The second type of uncertainty is aleatory uncertainty (variability) or randomness. Theoretically, aleatory uncertainty cannot be reduced with more research or data (SSHAC 1997). For example, the rupture process of a future earthquake on a given fault is considered an aleatory uncertainty. Admittedly, the separation of epistemic and aleatory uncertainty is somewhat arbitrary and, in fact, a particular process or parameter may contain both types of uncertainties. It is important to distinguish between epistemic and aleatory uncertainty because they are treated differently in PSHA (SSHAC 1997).

4 PSHA guidelines

PSHA has become an increasingly important tool for providing the basis for design and safety-related decision-making at all levels of both the private sector and government. The level of sophistication applied to PSHA has increased dramatically over the past four decades since the technique was first introduced by Cornell (1968). As PSHA was implemented more and more in different forms in the United States for critical and important facilities, it became clear that it was the time to establish more uniform and up-to-date guidelines for future studies.

In 1997, guidelines were established in the United States for the proper performance of PSHAs for critical facilities. The Senior Seismic Hazard Analyses Committee’s (SSHAC 1997) guidelines stress the importance of (1) proper and full incorporation of uncertainties and (2) inclusion of the range of diverse technical interpretations that are supported by data. I would suggest that if the philosophy behind these guidelines had been followed, the Tohoku-Oki earthquake would have been considered in PSHAs in Japan (see following discussion).

According to SSHAC (1997), the most important and fundamental fact that must be understood about a PSHA is that its objective can only be attained with significant uncertainty. The SSHAC (1997) guidelines state that the following should be sought in a properly executed PSHA project for a given difficult technical issue: (1) a representation of the legitimate range of technically supportable interpretations among the entire informed technical community, and (2) the relative importance or credibility that should be given to the differing hypotheses across that range.

Experts tend to underestimate uncertainties. They tend to act as proponents of a particular model rather than being true evaluators of all the available models. There are several reasons why this bias exists. One reason is that generally experts are so invested in their own model and convinced that their model is correct that they have not or will not adequately evaluate alternative models and interpretations and all sources of uncertainties. This process is called “anchoring.”

One key issue that often confronts teams of individuals performing PSHAs is the desire to reach consensus on model parameters. That can be particularly challenging if there is a really broad distribution of legitimate interpretations. However, SSHAC (1997) identifies different types of consensus and then concludes that one key source of difficulty is the failure to recognize that (1) there is not likely to be “consensus” (as the word is commonly understood) among the various experts; and (2) no single interpretation concerning a complex earth sciences issue is the “correct” one.

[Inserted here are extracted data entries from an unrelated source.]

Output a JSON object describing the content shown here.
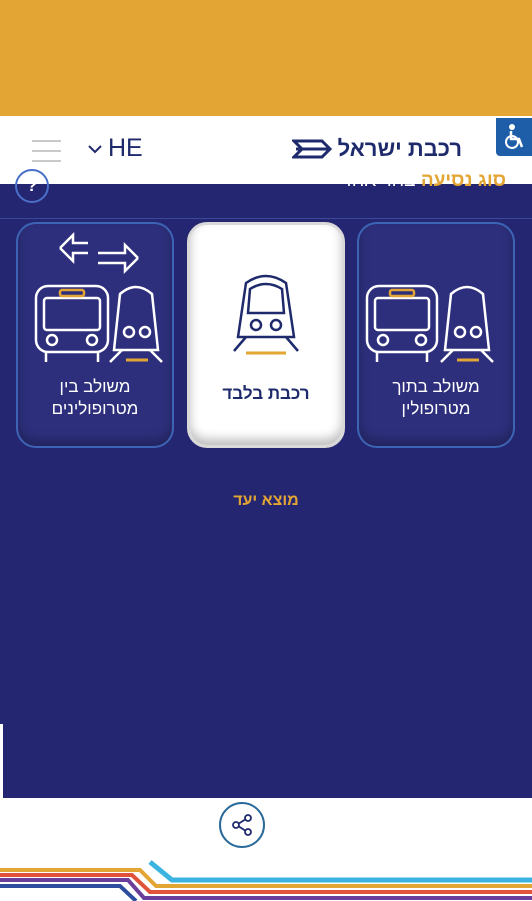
{
  "colors": {
    "accent": "#E3A533",
    "navy": "#252672",
    "brand": "#1E2A6B"
  },
  "header": {
    "language": "HE",
    "brand_name": "רכבת ישראל"
  },
  "trip": {
    "subtitle_highlight": "סוג נסיעה",
    "subtitle_rest": "בחר אחד",
    "help": "?"
  },
  "cards": [
    {
      "label": "משולב בין מטרופולינים",
      "icon": "bus-train-transfer-icon",
      "selected": false
    },
    {
      "label": "רכבת בלבד",
      "icon": "train-icon",
      "selected": true
    },
    {
      "label": "משולב בתוך מטרופולין",
      "icon": "bus-train-icon",
      "selected": false
    }
  ],
  "destination_label": "מוצא יעד",
  "footer": {
    "share_icon": "share-icon"
  }
}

What constitutes a successful PSHA? SSHAC (1997) states that when independently applied by different groups, the PSHAs would yield “comparable” results, defined as results whose overlap is within the broad uncertainty bands that inevitably characterize PSHA results. For this to be true, the uncertainties in the methodology must be confronted and dealt with head-on. No PSHA analyst should attempt less, and no PSHA sponsor should accept less (SSHAC 1997). Regardless of the scale of the PSHA study, the goal remains the same: to represent the center, the body, and the range of technical interpretations that the larger informed technical community would have if they were to conduct the study.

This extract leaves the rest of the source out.